A father in Glasgow is celebrating a £30,000 tribunal win for sex discrimination, after his employer would only pay him statutory pay during shared parental leave, although mothers receive full pay.
The employment tribunal heard that the Network Rail employee David Snell and his wife, wanted to take advantage of the opportunity of shared parental leave after the arrival of the baby, dividing the leave between both parents.
Mr Snell’s wife was planning to take 27 weeks’ leave, and then he would take 12 weeks afterwards.

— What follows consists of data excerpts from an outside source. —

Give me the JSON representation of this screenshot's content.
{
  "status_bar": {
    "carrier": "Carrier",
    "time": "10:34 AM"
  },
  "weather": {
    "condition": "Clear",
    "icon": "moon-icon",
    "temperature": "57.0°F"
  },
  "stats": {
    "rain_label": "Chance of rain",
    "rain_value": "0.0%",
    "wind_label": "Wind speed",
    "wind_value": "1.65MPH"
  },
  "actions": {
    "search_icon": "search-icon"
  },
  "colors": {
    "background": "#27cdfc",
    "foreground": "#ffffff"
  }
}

But when applying for the leave, he was told by his employer that he was only eligible to receive statutory parental pay of £139.58 per week, but his wife would receive full pay for 26 weeks.
He was also informed that while he was on leave, he would taken out of the firm’s pension scheme.
Mr Snell lodged a complaint saying that under this policy, payments to fathers on shared parental leave will be significantly different to what mothers can recieve. Women will receive 26 weeks’ of full pay and 13 weeks’ statutory pay, whereas men will get 39 weeks’ statutory pay. Mr Snell said that he was being discriminated against because of his gender.
His employers Network Rail, dismissed his complaint and argued that it had met what it considered to be its legal requirement, as it was only obliged to pay statutory parental pay. So Mr Snell took his case to an employment tribunal.
The Judge agreed that the company’s policy put Mr Snell at a disadvantage because he was a man. The tribunal awarded £28,321.03 to Mr Snell. Network Rail admitted that its policy was discriminatory and has since reduced women’s maternity leave entitlement to statutory payment only.